July/August 2007 Editorial: Getting the Price Right

Posted by Alan Meier on July 02, 2007
July/August 2007 Editorial: Getting the Price Right
Some people claim that most of our inefficient use of energy will disappear once we “get the price right”— that is, that the price reflects the true costs of supplying that energy.  I agree that the price is important, but even when the price is right, the system may still be broken.  Here are a few examples.

More than one-fourth of all refrigerators are purchased by people who will not pay for the refrigerator’s electricity bills.  That’s the fraction purchased by landlords, and by contractors for new homes.  These people have little or no interest in paying a premium for energy efficiency, because their tenants or the home buyers reap all the benefits. That’s about 2% of residential energy use, the efficiency of which is out of control. If it were not for minimum standards, tenants would almost certainly end up with guzzlers. And when the price of electricity rises, don’t expect landlords and contractors to suddenly buy more efficient models.

Sitting next to many of our televisions are set-top boxes. The set-top box connects the television to a cable or satellite provider. You don’t own the box—it typically comes as part of the cable or satellite contract—but you pay its electricity bill. It’s a significant bill, too. Each box consumes the equivalent of half a refrigerator, even when it’s switched off.  Do you think that Comcast or EchoStar has your energy bill in mind when it designs the box?  No; these companies are more concerned about security, preventing hacking, and minimizing service complaints.  There are no efficiency standards for set-top boxes.  That’s about 1.5% of residential electricity use that is totally out of control.

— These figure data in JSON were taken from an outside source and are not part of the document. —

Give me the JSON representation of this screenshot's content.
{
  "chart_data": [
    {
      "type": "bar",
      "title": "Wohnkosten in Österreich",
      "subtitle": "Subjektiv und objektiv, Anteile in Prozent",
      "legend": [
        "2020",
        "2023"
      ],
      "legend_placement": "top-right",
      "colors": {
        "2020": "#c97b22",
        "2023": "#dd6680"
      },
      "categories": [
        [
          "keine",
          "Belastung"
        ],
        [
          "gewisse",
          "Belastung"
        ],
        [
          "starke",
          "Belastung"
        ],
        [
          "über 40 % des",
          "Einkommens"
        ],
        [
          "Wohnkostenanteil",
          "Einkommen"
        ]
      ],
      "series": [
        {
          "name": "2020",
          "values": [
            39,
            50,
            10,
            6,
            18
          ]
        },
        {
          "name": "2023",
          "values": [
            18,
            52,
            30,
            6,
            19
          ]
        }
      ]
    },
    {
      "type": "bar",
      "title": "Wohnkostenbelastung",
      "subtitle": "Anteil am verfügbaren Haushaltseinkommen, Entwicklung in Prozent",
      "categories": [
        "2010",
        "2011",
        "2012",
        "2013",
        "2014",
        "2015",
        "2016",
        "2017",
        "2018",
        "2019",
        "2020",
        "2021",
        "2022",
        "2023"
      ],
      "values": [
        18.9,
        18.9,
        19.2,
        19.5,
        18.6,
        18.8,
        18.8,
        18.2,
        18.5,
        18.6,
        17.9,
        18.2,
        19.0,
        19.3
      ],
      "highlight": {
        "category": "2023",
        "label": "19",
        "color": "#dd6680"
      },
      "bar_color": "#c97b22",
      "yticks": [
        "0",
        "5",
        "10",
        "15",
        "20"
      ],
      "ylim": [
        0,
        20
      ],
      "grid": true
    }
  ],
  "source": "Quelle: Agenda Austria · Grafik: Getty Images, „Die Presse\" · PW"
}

Free flow of information is the cornerstone of a functional market, yet it’s often absent in the energy market. Everybody knows that underinflated tires leads to decreased fuel economy, but few people are aware that the tires themselves vary widely in energy efficiency.  Some tires have significantly lower rolling resistance than others, and shifting from an average tire to a tire with low rolling resistance can cut fuel consumption more than 3%.  But don’t bother trying to find those tires, because manufacturers don’t list rolling resistance.  In fact, there’s no public information about rolling resistance—there’s no label, no Web site; and even Consumer Reports gives only vague clues.

Sometimes efficiency information is available, but other factors can diminish its importance.  Many European countries now require a home to receive an energy rating before it can be sold or rented. But a recent study showed that home buyers and tenants in Belgium and Denmark mostly ignored this information when selecting a home.  That’s no surprise, because, as any realtor can tell you, the only important feature is location, location, and location. 

These examples illustrate that many efficiency opportunities are likely to be ignored, and that residential energy use is unlikely to respond to higher prices alone. Some sort of intervention is necessary, to act as a substitute. For set-top boxes, why not make the service provider pay the box’s electricity bill? It’s technically feasible and accomplishes the goal of getting the service provider to consider the operating costs of their set-top boxes. But the most common intervention is a minimum-efficiency standard.  It’s an imperfect solution, but it is often better than no solution.